Wednesday, August 31, 2011

MICA MOCA Project Space - Berlin

Finally August has come to an end which is good news for me as during the month of August most Berliners take their holidays, leaving the Berlin art scene a little impotent. I have ventured on a few occasions in the last few weeks to galleries only to find the place closed, looking fairly empty and desolate. But I have since found out that everyone is just on holidays! However holidays are over and now to look forward to a series of openings and exciting projects.
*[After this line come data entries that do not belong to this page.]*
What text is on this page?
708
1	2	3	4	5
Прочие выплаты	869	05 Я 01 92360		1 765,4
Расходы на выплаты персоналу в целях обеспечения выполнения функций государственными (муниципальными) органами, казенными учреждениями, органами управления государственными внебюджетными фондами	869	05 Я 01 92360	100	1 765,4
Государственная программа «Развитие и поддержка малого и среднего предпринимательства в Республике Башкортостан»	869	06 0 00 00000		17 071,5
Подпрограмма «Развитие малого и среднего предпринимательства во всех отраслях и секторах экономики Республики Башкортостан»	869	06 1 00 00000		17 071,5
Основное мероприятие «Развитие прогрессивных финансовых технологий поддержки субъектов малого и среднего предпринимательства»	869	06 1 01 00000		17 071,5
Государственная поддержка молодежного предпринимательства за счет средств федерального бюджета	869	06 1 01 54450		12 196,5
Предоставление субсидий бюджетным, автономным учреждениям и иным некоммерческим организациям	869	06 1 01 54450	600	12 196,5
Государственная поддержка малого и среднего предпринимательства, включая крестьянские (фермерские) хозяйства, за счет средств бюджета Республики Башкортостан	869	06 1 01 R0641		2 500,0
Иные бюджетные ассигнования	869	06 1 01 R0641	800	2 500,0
This evening I went to the opening of an exhibition called The End of The Dream (Comes Too Soon) at project space MICA MOCA ( in Wedding; a low socio-economic borough of Mitte in Berlin; where all vibrant art communities start. And then eventually get pushed out! This show is the last for MICA MOCA in this location as the factory is being turned into loft apartments; however I understand that they will be looking for new premises.
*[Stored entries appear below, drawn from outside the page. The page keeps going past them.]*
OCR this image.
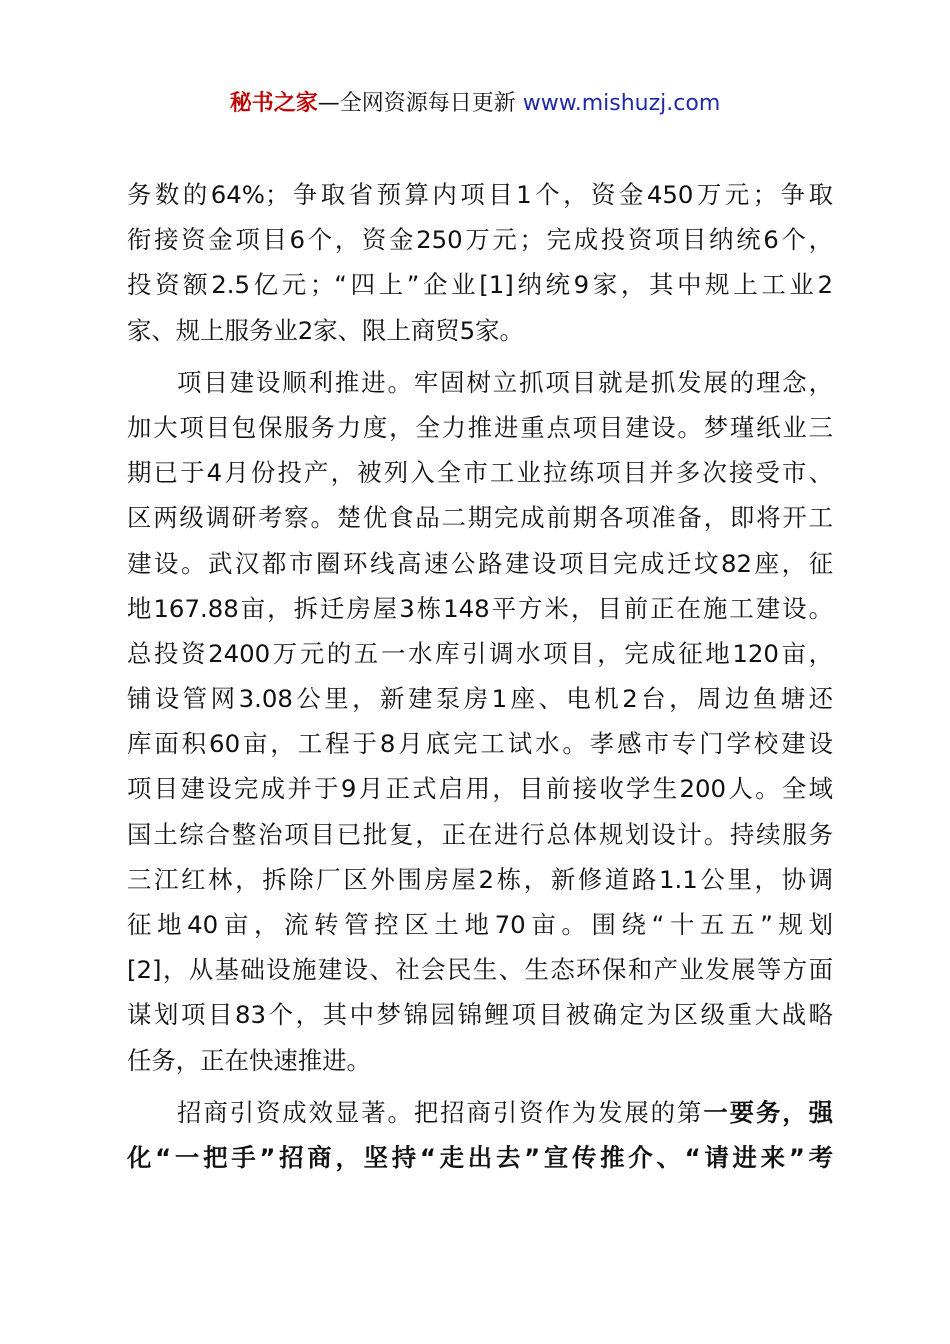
秘书之家—全网资源每日更新 www.mishuzj.com
务数的64%；争取省预算内项目1个，资金450万元；争取
衔接资金项目6个，资金250万元；完成投资项目纳统6个，
投资额2.5亿元；“四上”企业[1]纳统9家，其中规上工业2
家、规上服务业2家、限上商贸5家。
项目建设顺利推进。牢固树立抓项目就是抓发展的理念，
加大项目包保服务力度，全力推进重点项目建设。梦瑾纸业三
期已于4月份投产，被列入全市工业拉练项目并多次接受市、
区两级调研考察。楚优食品二期完成前期各项准备，即将开工
建设。武汉都市圈环线高速公路建设项目完成迁坟82座，征
地167.88亩，拆迁房屋3栋148平方米，目前正在施工建设。
总投资2400万元的五一水库引调水项目，完成征地120亩，
铺设管网3.08公里，新建泵房1座、电机2台，周边鱼塘还
库面积60亩，工程于8月底完工试水。孝感市专门学校建设
项目建设完成并于9月正式启用，目前接收学生200人。全域
国土综合整治项目已批复，正在进行总体规划设计。持续服务
三江红林，拆除厂区外围房屋2栋，新修道路1.1公里，协调
征地40亩，流转管控区土地70亩。围绕“十五五”规划
[2]，从基础设施建设、社会民生、生态环保和产业发展等方面
谋划项目83个，其中梦锦园锦鲤项目被确定为区级重大战略
任务，正在快速推进。
招商引资成效显著。把招商引资作为发展的第一要务，强
化“一把手”招商，坚持“走出去”宣传推介、“请进来”考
With over 35 artists The End of The Dream (Comes Too Soon) consisted of works by some of the artists who held studios within the premises and then some whom did not, and there was a mix of photography, sculpture, installation and video.
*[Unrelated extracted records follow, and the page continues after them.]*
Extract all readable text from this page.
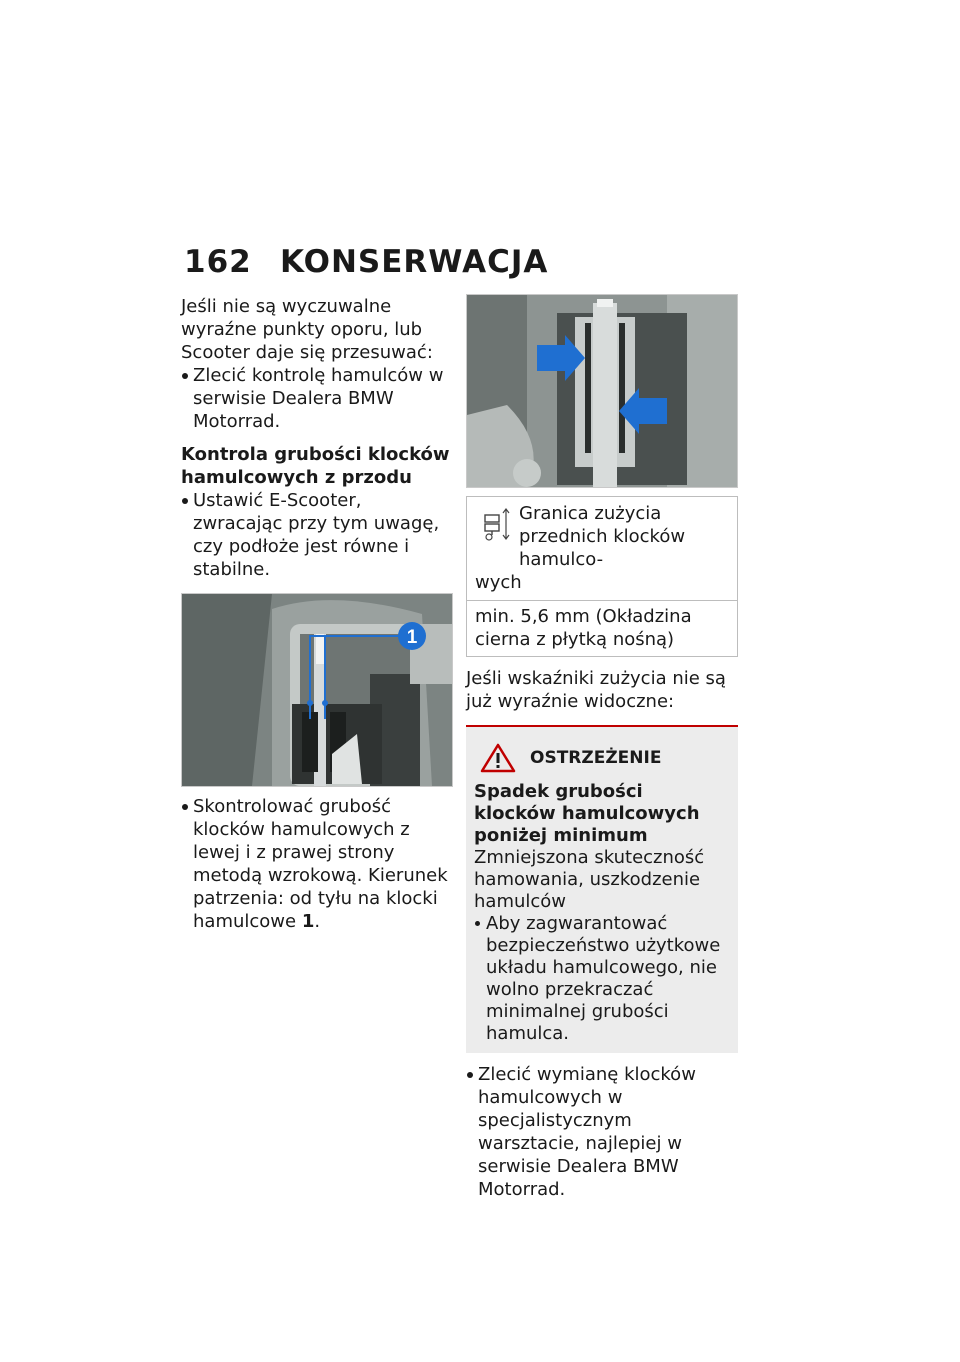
162 KONSERWACJA

Jeśli nie są wyczuwalne wyraźne punkty oporu, lub Scooter daje się przesuwać:

Zlecić kontrolę hamulców w serwisie Dealera BMW Motorrad.

Kontrola grubości klocków hamulcowych z przodu

Ustawić E-Scooter, zwracając przy tym uwagę, czy podłoże jest równe i stabilne.

1

Skontrolować grubość klocków hamulcowych z lewej i z prawej strony metodą wzrokową. Kierunek patrzenia: od tyłu na klocki hamulcowe 1.

Granica zużycia przednich klocków hamulco-
wych
min. 5,6 mm (Okładzina cierna z płytką nośną)

Jeśli wskaźniki zużycia nie są już wyraźnie widoczne:

OSTRZEŻENIE

Spadek grubości klocków hamulcowych poniżej minimum

Zmniejszona skuteczność hamowania, uszkodzenie hamulców

Aby zagwarantować bezpieczeństwo użytkowe układu hamulcowego, nie wolno przekraczać minimalnej grubości hamulca.

Zlecić wymianę klocków hamulcowych w specjalistycznym warsztacie, najlepiej w serwisie Dealera BMW Motorrad.
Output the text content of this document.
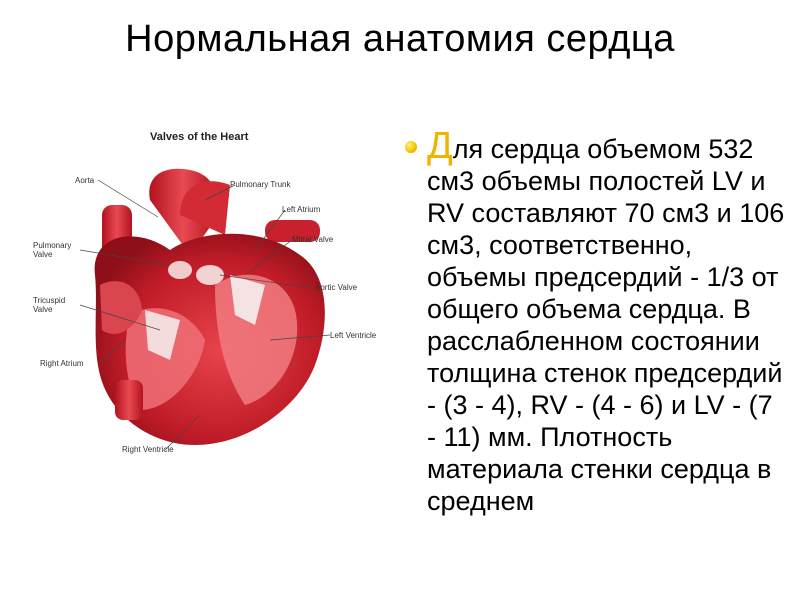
Нормальная анатомия сердца
Valves of the Heart
Aorta
Pulmonary
Valve
Tricuspid
Valve
Right Atrium
Right Ventricle
Pulmonary Trunk
Left Atrium
Mitral Valve
Aortic Valve
Left Ventricle
Для сердца объемом 532 см3 объемы полостей LV и RV составляют 70 см3 и 106 см3, соответственно, объемы предсердий - 1/3 от общего объема сердца. В расслабленном состоянии толщина стенок предсердий - (3 - 4), RV - (4 - 6) и LV - (7 - 11) мм. Плотность материала стенки сердца в среднем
The highlight of the show was a collaborative project by Anton Burdakov and Sophia Pompery. I first saw Anton's work on the PROGRAM Berlin website where had made a project with an architect for the gallery space. The installation at MICA MOCA consisted of a series of relatively simple make shift shelving structures with large glass jars (about 1 litre to 2 litres each) filled with black tea positioned on the shelves. These were placed at various different heights each with a corresponding projector positioned at a short distance that projected an image which was subsequently “drawn” in the tea. From one angle the glass jars appeared to have blurred shafts of light projected through them, then as you moved around the object an image appeared clearly within the jar. An extension of his TEA ( series this work was by far the most resolved using the binary of technology versus the quotidian, and was the most elegantly executed within the exhibition. He’s pretty ace really. Shame about my crap photography but you can sort of see the computer in the jar.